Par Richard Nguema Ondo

Un mois après le scrutin du 30 avril dernier, la colère gronde parmi les travailleurs du public et du privé dans le Grand-Nord. Entre déficit de communication, les manquements de la logistique et accusations d’ingérence envers l’autorité provinciale, la légitimité des nouveaux représentants est massivement contestée.

Le spectre d’un vote invalidé plane sur la province: Un scrutin fantôme aux enjeux méconnus: «Pourquoi avons-nous finalement voté?» C’est l’interrogation qui brûle les lèvres des travailleurs du Woleu-Ntem, un mois après la tenue des élections professionnelles. Passé le jour du vote, le constat sur le terrain est amer: le scrutin s’est déroulé dans une opacité presque totale, laissant la base syndicale et les salariés dans l’ignorance la plus complète des véritables enjeux de cette consultation.

À Oyem, le rapporteur provincial — s’exprimant en sa qualité de représentant patronal — ne cache pas son indignation: «Après le passage aux urnes, nous avons réalisé brutalement qu’aucun syndicaliste n’était au fait des réalités et des retombées de ces élections.»

En cause, un calendrier particulièrement serré qui n’a pas permis aux différents candidats en lice dans les cinq départements de la province de mener une campagne digne de ce nom. Ce temps de déploiement, pourtant crucial pour sensibiliser et mobiliser les électeurs, a cruellement fait défaut, biaisant dès le départ la représentativité du scrutin.

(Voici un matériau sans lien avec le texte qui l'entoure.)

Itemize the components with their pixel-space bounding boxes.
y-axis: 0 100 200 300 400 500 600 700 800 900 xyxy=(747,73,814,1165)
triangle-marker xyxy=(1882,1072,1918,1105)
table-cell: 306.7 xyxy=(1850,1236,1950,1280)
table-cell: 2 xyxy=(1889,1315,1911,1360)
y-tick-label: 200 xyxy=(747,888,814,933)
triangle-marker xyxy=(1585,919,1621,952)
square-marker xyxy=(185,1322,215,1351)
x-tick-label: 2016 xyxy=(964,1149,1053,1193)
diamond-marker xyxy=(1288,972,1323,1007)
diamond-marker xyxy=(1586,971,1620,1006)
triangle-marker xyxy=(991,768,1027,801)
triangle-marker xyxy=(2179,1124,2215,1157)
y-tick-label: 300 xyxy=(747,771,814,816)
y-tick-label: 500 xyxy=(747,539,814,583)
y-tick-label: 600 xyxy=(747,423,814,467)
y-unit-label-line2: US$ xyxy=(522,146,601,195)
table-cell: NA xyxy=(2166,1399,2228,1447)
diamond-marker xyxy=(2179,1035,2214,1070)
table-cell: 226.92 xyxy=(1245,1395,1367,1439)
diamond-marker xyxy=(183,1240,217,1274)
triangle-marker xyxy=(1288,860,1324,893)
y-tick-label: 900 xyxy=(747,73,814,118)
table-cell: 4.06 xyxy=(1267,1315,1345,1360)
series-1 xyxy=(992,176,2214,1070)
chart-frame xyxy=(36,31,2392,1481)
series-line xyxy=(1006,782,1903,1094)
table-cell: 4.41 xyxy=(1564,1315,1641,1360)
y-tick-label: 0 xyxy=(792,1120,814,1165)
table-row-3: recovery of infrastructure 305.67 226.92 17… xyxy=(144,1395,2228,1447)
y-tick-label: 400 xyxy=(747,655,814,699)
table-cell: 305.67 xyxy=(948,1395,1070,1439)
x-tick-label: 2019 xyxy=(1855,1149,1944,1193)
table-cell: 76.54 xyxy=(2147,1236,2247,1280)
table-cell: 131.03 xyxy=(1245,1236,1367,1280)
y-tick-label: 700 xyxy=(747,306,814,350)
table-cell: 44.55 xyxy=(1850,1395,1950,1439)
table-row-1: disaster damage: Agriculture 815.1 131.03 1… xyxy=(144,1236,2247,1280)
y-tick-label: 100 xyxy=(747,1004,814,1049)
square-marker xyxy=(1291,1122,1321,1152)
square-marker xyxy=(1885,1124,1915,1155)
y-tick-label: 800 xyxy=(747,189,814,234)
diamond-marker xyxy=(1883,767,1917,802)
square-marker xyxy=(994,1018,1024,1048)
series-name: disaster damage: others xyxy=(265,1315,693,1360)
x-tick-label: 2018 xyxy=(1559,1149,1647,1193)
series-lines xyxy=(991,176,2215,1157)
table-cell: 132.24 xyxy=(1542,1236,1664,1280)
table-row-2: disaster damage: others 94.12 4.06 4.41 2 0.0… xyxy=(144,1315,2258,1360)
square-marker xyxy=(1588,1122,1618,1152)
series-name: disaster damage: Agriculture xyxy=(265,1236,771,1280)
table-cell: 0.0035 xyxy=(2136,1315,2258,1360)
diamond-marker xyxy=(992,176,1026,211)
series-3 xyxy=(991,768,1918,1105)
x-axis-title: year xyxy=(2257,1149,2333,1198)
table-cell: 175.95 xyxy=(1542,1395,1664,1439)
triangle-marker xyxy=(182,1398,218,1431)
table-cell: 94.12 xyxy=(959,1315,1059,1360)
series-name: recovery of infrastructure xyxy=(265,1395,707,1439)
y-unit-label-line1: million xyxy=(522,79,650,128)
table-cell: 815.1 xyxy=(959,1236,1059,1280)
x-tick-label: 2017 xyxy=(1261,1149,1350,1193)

Le Gouvernorat indexé : Soupçons de partialité et jeu de « juge et partie»

Au-delà des simples couacs organisationnels, c’est le rôle de l’appareil étatique qui suscite la polémique au sein du leadership syndical de l’Extrême-Nord. Le gouvernorat de la province du Woleu-Ntem, sous l’égide de la première autorité provinciale, s’est imposé comme le centre névralgique de la gestion et de la centralisation de ce vote.

Pour de nombreux syndicalistes chevronnés, cette forte implication de l’administration publique est perçue comme une anomalie, voire une ingérence. Ils rappellent que l’organisation de telles élections devrait idéalement être paritaire ou indépendante, pour éviter tout favoritisme. La faible présence, pour ne pas dire l’absence totale, des représentants des candidats dans les différents bureaux de vote le jour «J» n’a fait que renforcer le sentiment d’un scrutin joué d’avance, où l’administration s’est retrouvée dans la position inconfortable de «juge et partie».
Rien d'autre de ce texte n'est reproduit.